Artificial intelligence is being tested as a means to improve both the resilience of energy infrastructure and the environmental, social and governance (ESG) performance of oil and gas companies. In a recent eight‑week innovation sprint, the Abu Dhabi National Oil Company (ADNOC) worked with Bain & Company and the World Economic Forum under the Leaders for a Sustainable MENA initiative to develop two AI‑enabled prototypes.

The first prototype, the Resilience Intelligence Suite (RIS), uses geospatial data on more than ten climate hazard types—rainfall, wind, heat, and others—to assess operational risk under evolving climate scenarios. RIS evaluates potential losses across interconnected infrastructure and recommends adaptation measures that are ranked by cost and return on investment. The design emphasises a system‑level view, recognising that disruptions can cascade through a network of assets in ways that traditional, asset‑by‑asset tools miss. User testing with ADNOC’s climate teams confirmed that RIS consolidates risk information across assets, giving clearer visibility into how disruptions could propagate and which resilience investments should be prioritised.

The second prototype, the Sustainability Performance Navigator (SPN), applies generative AI to interpret sustainability disclosures and benchmark performance against leading ESG rating frameworks. Within ADNOC’s multi‑subsidiary structure, SPN maps performance against rating criteria, identifies material gaps and translates findings into prioritised action plans for both the enterprise and individual subsidiaries. Testing showed that SPN reduced manual benchmarking effort and improved coordination across business units. Executive adoption was driven by the quality of the analytical outputs and the traceability between data inputs, rating criteria and recommendations.

These prototypes illustrate how AI can move beyond operational efficiency to support structured, forward‑looking decision‑making on climate risk and sustainability performance. The International Energy Agency estimates that AI could unlock up to $550 billion in operations and maintenance cost savings by 2030 and free up 175 gigawatts of existing transmission capacity, accelerating the integration of renewable sources and easing grid congestion.
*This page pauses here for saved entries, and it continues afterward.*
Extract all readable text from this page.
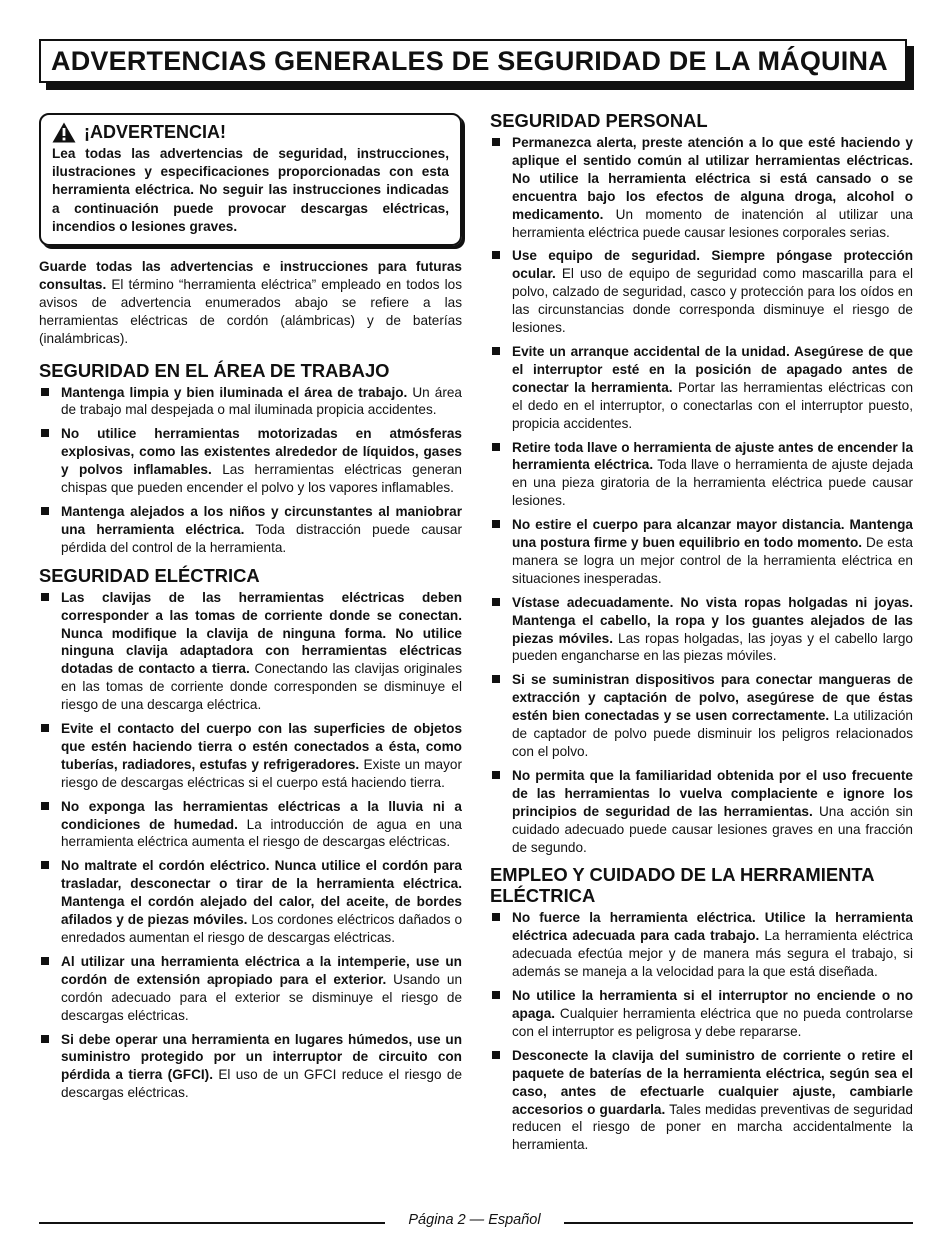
ADVERTENCIAS GENERALES DE SEGURIDAD DE LA MÁQUINA
¡ADVERTENCIA!
Lea todas las advertencias de seguridad, instrucciones, ilustraciones y especificaciones proporcionadas con esta herramienta eléctrica. No seguir las instrucciones indicadas a continuación puede provocar descargas eléctricas, incendios o lesiones graves.

Guarde todas las advertencias e instrucciones para futuras consultas. El término “herramienta eléctrica” empleado en todos los avisos de advertencia enumerados abajo se refiere a las herramientas eléctricas de cordón (alámbricas) y de baterías (inalámbricas).

SEGURIDAD EN EL ÁREA DE TRABAJO
Mantenga limpia y bien iluminada el área de trabajo. Un área de trabajo mal despejada o mal iluminada propicia accidentes.
No utilice herramientas motorizadas en atmósferas explosivas, como las existentes alrededor de líquidos, gases y polvos inflamables. Las herramientas eléctricas generan chispas que pueden encender el polvo y los vapores inflamables.
Mantenga alejados a los niños y circunstantes al maniobrar una herramienta eléctrica. Toda distracción puede causar pérdida del control de la herramienta.
SEGURIDAD ELÉCTRICA
Las clavijas de las herramientas eléctricas deben corresponder a las tomas de corriente donde se conectan. Nunca modifique la clavija de ninguna forma. No utilice ninguna clavija adaptadora con herramientas eléctricas dotadas de contacto a tierra. Conectando las clavijas originales en las tomas de corriente donde corresponden se disminuye el riesgo de una descarga eléctrica.
Evite el contacto del cuerpo con las superficies de objetos que estén haciendo tierra o estén conectados a ésta, como tuberías, radiadores, estufas y refrigeradores. Existe un mayor riesgo de descargas eléctricas si el cuerpo está haciendo tierra.
No exponga las herramientas eléctricas a la lluvia ni a condiciones de humedad. La introducción de agua en una herramienta eléctrica aumenta el riesgo de descargas eléctricas.
No maltrate el cordón eléctrico. Nunca utilice el cordón para trasladar, desconectar o tirar de la herramienta eléctrica. Mantenga el cordón alejado del calor, del aceite, de bordes afilados y de piezas móviles. Los cordones eléctricos dañados o enredados aumentan el riesgo de descargas eléctricas.
Al utilizar una herramienta eléctrica a la intemperie, use un cordón de extensión apropiado para el exterior. Usando un cordón adecuado para el exterior se disminuye el riesgo de descargas eléctricas.
Si debe operar una herramienta en lugares húmedos, use un suministro protegido por un interruptor de circuito con pérdida a tierra (GFCI). El uso de un GFCI reduce el riesgo de descargas eléctricas.
SEGURIDAD PERSONAL
Permanezca alerta, preste atención a lo que esté haciendo y aplique el sentido común al utilizar herramientas eléctricas. No utilice la herramienta eléctrica si está cansado o se encuentra bajo los efectos de alguna droga, alcohol o medicamento. Un momento de inatención al utilizar una herramienta eléctrica puede causar lesiones corporales serias.
Use equipo de seguridad. Siempre póngase protección ocular. El uso de equipo de seguridad como mascarilla para el polvo, calzado de seguridad, casco y protección para los oídos en las circunstancias donde corresponda disminuye el riesgo de lesiones.
Evite un arranque accidental de la unidad. Asegúrese de que el interruptor esté en la posición de apagado antes de conectar la herramienta. Portar las herramientas eléctricas con el dedo en el interruptor, o conectarlas con el interruptor puesto, propicia accidentes.
Retire toda llave o herramienta de ajuste antes de encender la herramienta eléctrica. Toda llave o herramienta de ajuste dejada en una pieza giratoria de la herramienta eléctrica puede causar lesiones.
No estire el cuerpo para alcanzar mayor distancia. Mantenga una postura firme y buen equilibrio en todo momento. De esta manera se logra un mejor control de la herramienta eléctrica en situaciones inesperadas.
Vístase adecuadamente. No vista ropas holgadas ni joyas. Mantenga el cabello, la ropa y los guantes alejados de las piezas móviles. Las ropas holgadas, las joyas y el cabello largo pueden engancharse en las piezas móviles.
Si se suministran dispositivos para conectar mangueras de extracción y captación de polvo, asegúrese de que éstas estén bien conectadas y se usen correctamente. La utilización de captador de polvo puede disminuir los peligros relacionados con el polvo.
No permita que la familiaridad obtenida por el uso frecuente de las herramientas lo vuelva complaciente e ignore los principios de seguridad de las herramientas. Una acción sin cuidado adecuado puede causar lesiones graves en una fracción de segundo.
EMPLEO Y CUIDADO DE LA HERRAMIENTA ELÉCTRICA
No fuerce la herramienta eléctrica. Utilice la herramienta eléctrica adecuada para cada trabajo. La herramienta eléctrica adecuada efectúa mejor y de manera más segura el trabajo, si además se maneja a la velocidad para la que está diseñada.
No utilice la herramienta si el interruptor no enciende o no apaga. Cualquier herramienta eléctrica que no pueda controlarse con el interruptor es peligrosa y debe repararse.
Desconecte la clavija del suministro de corriente o retire el paquete de baterías de la herramienta eléctrica, según sea el caso, antes de efectuarle cualquier ajuste, cambiarle accesorios o guardarla. Tales medidas preventivas de seguridad reducen el riesgo de poner en marcha accidentalmente la herramienta.
Página 2 — Español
The insights from ADNOC’s sprint provide a blueprint for the broader MENA energy sector. AI‑enabled platforms such as RIS can help companies understand portfolio‑level risk exposure and allocate resources toward the most effective resilience measures. Tools like SPN can support stronger alignment with external ESG expectations, potentially improving market perceptions and long‑term value creation.

Scaling these solutions will require continued collaboration among companies, technology providers and sustainability specialists, as well as stronger data integration and governance frameworks. While AI’s application to sustainability and resilience in the energy sector remains early, the potential is clear. The RIS and SPN prototypes show that focused experimentation can translate emerging AI capabilities into practical, decision‑ready tools.

ADNOC’s experience demonstrates that realizing this potential requires investment in innovation and data integration and highlights the importance of strong governance and cross‑disciplinary collaboration. With these requirements met, AI‑enabled tools can play an increasingly important role in building energy systems that are not only more efficient but also more resilient and sustainable, for the region and for the world.